Source: Reuters/Variety
By: Erich Boehm
(LONDON) — How’s this for a riveting climax to a marathon of millennium TV? Live coverage from Easter Island of seven virgins entering a cave with a single naked man and later emerging “married.” The interim logistics evidently still are being worked out. […like how do you get to be that guy. – Ed.]
This is but one of many initiatives unveiled by representatives from 60 international broadcasters assembled in London to organize the BBC’s year-end, 28-hour TV extravaganza, “2000 Today.” Easter Island, one of the remotest places on Earth, is administered by Chile.
The epic broadcast will kick off at 9:30 a.m.

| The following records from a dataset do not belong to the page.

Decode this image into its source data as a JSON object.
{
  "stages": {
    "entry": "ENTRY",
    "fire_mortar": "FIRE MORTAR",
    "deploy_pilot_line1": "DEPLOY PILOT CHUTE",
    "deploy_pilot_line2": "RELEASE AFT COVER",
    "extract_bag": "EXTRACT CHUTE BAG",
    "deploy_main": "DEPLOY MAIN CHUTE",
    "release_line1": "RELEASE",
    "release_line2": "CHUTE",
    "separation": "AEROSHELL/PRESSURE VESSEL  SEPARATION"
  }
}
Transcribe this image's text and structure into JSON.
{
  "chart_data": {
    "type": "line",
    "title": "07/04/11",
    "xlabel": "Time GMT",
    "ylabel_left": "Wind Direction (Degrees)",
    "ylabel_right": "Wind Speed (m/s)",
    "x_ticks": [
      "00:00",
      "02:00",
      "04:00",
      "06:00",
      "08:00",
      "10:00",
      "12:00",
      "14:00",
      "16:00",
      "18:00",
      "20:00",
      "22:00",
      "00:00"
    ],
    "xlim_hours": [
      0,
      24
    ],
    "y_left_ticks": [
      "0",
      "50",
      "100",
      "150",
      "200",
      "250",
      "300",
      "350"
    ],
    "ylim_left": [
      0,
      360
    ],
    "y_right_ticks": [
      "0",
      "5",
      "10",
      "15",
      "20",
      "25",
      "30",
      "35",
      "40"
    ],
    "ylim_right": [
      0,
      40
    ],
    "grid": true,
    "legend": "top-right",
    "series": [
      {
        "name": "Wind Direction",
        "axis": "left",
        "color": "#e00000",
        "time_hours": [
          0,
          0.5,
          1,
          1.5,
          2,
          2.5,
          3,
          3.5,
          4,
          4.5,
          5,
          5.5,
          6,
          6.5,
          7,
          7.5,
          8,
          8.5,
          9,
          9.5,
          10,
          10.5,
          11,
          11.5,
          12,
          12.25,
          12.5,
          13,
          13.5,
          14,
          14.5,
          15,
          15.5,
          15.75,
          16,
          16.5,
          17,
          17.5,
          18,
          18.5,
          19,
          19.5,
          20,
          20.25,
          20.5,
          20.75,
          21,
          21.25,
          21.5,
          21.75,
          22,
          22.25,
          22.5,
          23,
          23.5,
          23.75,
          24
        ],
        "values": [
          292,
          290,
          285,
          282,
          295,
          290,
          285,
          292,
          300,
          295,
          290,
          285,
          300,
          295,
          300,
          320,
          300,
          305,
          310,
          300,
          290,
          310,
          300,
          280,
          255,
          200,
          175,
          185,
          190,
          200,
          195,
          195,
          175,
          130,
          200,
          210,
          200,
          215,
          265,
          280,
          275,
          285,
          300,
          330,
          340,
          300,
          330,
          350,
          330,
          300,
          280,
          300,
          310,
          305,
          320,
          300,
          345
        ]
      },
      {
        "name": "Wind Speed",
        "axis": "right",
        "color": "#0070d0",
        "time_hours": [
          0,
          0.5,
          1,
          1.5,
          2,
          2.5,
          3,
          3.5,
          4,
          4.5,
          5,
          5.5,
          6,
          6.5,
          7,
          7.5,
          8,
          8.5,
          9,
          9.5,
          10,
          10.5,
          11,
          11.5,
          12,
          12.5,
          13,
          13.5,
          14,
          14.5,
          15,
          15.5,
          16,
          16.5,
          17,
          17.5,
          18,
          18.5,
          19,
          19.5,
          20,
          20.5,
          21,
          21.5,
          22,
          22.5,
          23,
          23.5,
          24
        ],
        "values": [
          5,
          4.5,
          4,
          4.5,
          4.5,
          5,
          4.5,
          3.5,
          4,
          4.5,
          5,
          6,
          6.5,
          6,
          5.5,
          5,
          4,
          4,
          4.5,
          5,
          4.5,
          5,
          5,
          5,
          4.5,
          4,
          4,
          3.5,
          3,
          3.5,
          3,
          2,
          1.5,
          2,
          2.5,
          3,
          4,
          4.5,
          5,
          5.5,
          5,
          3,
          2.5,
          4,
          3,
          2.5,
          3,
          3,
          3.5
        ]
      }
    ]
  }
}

GMT Dec. 31 on the South Pacific island of Kiribati. The BBC’s world affairs editor, John Simpson, will be on hand to report.
Over the course of the program, there will be addresses from the Pope, U.N. secretary general Kofi Annan, former South African president Nelson Mandela and probably the Dalai Lama, but much of what will be offered is simply fun.
The Swedes have come up with three cool ideas: a wedding in a church made of ice, a concert on musical instruments made of ice and a gigantic bottle of champagne that will emerge from the sea.
Both Israel and Egypt are offering music: a classical concert from the Dead Sea and Jean Michel Jarre performing at the pyramids. Argentina’s offering is also melodious: children’s choirs singing on top of a glacier and in the depths of the rain forest.
Meanwhile, Russia’s celebrations, centered in Moscow’s Red Square, will include the Bolshoi ballet.
From Panama, expect a ceremonial U.S. handover of the canal. And Samoa, which will be one of the last places to greet 2000, is planning a religious service on a beach, Christ’s blood symbolized by coconut milk instead of wine.
U.K. activities will be dominated by events at London’s Millennium Dome. There, 10,000 people — 5,000 of them drawn from the elite of British society — will see in the new year.